Basti pensare che secondo una recente statistica, durante questa estate una casa vacanza su tre in Italia è stata affittata senza regolare contratto. Il che vuol dire senza pagare il corrispettivo in termini di tasse allo Stato, ed esponendo gli affittuari alla scarsità di garanzie che questo determina.

Questi tentativi, da qualche anno a questa parte, hanno portato alla creazione di uno strumento, inizialmente accolto con grande positività e ottimismo da parte di molti esperti. Lo strumenti in questione, chiamato Redditometro, era preposto a controllare le entrate e le uscite di ciascun contribuente nel tentativo di verificarne la corrispondenza in termini quantitativi. Ma a quanto sembra, non ha funzionato per come avrebbe dovuto.

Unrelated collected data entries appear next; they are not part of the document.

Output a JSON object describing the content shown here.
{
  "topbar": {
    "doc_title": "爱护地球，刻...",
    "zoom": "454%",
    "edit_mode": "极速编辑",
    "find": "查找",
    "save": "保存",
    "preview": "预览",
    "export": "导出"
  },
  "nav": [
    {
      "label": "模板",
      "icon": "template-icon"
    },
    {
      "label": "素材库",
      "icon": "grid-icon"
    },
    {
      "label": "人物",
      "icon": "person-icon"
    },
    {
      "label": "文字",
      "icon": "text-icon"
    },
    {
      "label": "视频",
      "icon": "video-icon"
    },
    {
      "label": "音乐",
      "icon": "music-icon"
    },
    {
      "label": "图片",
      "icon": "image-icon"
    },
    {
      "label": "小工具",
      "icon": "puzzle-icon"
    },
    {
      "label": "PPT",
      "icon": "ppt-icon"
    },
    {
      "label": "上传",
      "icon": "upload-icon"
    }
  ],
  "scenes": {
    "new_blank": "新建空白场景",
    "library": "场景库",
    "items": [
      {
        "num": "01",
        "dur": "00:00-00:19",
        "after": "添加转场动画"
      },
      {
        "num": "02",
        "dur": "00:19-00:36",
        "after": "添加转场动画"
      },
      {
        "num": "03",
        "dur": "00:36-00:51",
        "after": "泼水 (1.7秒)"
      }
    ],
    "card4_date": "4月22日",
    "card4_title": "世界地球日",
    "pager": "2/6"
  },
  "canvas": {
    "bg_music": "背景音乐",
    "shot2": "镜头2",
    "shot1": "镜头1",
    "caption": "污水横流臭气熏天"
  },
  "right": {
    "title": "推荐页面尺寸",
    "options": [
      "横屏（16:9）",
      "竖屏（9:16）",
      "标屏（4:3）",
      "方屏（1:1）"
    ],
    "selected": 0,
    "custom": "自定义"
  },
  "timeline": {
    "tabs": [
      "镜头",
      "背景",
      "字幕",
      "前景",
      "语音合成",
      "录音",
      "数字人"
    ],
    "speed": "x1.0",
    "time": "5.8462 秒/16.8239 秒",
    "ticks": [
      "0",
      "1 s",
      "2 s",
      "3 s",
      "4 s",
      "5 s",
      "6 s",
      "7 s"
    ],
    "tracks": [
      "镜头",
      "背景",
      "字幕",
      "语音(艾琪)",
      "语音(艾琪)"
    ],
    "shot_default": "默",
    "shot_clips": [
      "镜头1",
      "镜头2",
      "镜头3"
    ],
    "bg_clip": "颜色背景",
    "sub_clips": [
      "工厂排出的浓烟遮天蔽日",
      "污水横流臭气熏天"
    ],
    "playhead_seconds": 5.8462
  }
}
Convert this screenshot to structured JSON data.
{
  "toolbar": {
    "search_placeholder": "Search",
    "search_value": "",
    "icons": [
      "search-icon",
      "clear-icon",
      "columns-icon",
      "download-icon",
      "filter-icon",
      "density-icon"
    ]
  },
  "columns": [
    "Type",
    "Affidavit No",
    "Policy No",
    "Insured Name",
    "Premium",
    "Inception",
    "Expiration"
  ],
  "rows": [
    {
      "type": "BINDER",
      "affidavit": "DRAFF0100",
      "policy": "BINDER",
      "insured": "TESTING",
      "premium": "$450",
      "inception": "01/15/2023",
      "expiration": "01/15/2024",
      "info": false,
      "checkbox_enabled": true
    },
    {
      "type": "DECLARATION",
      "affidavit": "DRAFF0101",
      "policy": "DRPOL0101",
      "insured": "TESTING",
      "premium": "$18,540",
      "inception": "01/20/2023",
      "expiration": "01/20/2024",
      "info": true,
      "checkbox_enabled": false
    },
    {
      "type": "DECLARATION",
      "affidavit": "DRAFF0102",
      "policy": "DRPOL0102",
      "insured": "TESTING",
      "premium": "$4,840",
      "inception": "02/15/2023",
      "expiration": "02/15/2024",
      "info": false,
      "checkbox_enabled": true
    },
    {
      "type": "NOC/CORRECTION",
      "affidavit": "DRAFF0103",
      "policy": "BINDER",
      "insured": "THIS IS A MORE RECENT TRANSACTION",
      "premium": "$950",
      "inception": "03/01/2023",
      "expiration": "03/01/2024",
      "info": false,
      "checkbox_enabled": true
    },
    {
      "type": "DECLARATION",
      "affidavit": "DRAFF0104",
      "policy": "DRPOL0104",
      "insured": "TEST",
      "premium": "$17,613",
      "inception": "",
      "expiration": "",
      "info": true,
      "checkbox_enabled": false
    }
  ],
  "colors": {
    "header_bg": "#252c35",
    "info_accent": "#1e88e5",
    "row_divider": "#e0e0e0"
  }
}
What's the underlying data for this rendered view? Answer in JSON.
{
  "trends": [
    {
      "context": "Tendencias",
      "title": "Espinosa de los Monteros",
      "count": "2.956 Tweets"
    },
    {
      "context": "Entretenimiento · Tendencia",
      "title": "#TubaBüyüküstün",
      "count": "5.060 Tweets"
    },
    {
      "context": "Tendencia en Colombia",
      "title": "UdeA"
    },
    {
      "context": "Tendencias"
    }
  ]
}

Addio al Redditometro, esperimento fallito

Più si procedeva, più diveniva inevitabile accorgersi che questo algoritmo non era affatto efficace nel contrastare l’evasione fiscale. Implicava tempistiche molto lunghe e quindi un minor numero di contribuenti analizzati contemporaneamente.

Il Redditometro, infatti, andava a valutare che le uscite in termini di investimenti su beni molto costosi (acquisti di macchine o di case) fossero giustificati dalle entrate di ciascun contribuente. Qualora vi fosse stata una discrepanza superiore al 20%, si sarebbero effettuati controlli più approfonditi per rilevare eventuali illeciti.

L’algoritmo, dismesso a partire dall’approvazione del Decreto Dignità, non è stato attualmente ancora sostituito completamente dall’arrivo di un nuovo strumento di valutazione, ma gli esperti sono già incessantemente al lavoro per individuare la miglior strategia fiscale.